It sticks in subway grates, snaps when you are walking home, late at night. And yet the stiletto is the shoe of New York: towering, a bit frivolous, elegant, gutsy. Diane Von Furstenberg and her best friend, shoe designer Christian Louboutin, describe its appeal.
CL: Stilettos are not done for running. I don't see why everybody always has to run. Who's running? It's a misunderstanding of life. There are very few reasons to run all day. It's mental! It's really mental! If you wear the stilettos, a man can . . . how you say, Diane?
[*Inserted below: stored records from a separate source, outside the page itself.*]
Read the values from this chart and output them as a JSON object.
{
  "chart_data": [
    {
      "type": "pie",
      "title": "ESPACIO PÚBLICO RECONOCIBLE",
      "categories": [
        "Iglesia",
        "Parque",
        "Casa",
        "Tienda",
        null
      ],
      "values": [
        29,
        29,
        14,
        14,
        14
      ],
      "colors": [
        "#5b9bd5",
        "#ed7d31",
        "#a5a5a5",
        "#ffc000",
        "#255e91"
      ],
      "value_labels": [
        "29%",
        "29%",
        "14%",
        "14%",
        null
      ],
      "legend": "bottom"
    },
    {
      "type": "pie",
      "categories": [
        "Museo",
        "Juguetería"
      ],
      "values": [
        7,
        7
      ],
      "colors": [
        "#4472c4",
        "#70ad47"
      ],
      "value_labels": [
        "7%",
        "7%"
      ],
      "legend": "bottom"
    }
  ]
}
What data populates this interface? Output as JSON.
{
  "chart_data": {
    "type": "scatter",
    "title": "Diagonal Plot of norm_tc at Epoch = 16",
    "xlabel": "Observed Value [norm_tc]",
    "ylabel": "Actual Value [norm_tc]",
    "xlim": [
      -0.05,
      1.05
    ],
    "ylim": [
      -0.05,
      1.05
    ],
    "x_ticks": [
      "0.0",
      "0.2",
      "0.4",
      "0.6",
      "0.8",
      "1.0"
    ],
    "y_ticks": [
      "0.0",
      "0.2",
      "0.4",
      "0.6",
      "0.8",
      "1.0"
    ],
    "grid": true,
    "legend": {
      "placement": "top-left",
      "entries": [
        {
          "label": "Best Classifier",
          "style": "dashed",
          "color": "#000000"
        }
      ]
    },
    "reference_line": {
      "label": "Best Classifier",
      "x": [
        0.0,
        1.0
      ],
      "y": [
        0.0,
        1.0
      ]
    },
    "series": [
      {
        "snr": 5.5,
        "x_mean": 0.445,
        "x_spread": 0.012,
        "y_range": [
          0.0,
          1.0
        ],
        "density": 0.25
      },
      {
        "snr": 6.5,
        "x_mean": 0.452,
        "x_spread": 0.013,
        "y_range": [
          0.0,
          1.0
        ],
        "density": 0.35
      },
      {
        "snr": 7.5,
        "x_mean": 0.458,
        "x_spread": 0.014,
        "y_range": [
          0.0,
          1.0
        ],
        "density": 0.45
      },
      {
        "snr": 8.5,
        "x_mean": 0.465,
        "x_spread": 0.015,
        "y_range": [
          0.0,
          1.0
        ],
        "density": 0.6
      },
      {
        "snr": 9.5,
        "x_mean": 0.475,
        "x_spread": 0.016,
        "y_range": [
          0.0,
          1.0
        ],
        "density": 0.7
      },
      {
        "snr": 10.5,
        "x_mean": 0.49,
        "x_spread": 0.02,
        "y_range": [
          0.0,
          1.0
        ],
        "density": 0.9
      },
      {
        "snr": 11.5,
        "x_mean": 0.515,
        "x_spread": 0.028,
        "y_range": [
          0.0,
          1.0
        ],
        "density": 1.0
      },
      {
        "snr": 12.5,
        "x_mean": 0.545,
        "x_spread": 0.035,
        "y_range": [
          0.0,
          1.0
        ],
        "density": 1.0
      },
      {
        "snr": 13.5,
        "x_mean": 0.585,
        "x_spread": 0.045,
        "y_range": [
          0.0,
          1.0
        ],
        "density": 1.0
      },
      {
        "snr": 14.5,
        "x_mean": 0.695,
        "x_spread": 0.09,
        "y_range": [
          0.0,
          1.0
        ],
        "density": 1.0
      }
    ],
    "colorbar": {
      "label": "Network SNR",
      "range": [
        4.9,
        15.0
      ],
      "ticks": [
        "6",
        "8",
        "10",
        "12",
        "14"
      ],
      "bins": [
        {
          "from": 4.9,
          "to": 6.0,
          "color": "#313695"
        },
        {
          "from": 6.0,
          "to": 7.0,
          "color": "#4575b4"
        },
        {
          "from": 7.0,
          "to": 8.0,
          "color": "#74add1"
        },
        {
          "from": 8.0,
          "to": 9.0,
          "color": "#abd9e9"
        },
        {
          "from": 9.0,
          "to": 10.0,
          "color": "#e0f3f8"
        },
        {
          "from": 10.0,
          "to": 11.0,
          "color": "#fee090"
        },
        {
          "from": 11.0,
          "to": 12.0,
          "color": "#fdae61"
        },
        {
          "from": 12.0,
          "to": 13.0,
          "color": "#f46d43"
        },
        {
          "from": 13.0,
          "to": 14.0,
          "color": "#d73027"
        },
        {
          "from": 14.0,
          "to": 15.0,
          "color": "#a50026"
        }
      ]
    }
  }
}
DVF: Approach you. He has time. It's flirtatious. If you have good shoes, you master the stilettos. This is the secret of being a woman.
CL: It's a body language.
DVF: It's a total advantage. It's a gadget. It's a weapon in more ways than one.
CL: Sometimes people come to me and say I am blind to women's needs, high heels are so this and so that. Well, they wouldn't buy them if they didn't want to.
DVF: Shoes are something that give you joy!
A weapon of destruction and a weapon of seduction, too.
CL: It's really for women to help with the men. They notice you, they turn. They see hair, they see the sole of your shoe. It's a Suivez-moi, jeune homme. Do you know this? “Young man, follow me,” like the ladies who would drop the handkerchief.
DVF: Yes. The suivez-moi of the twentieth century.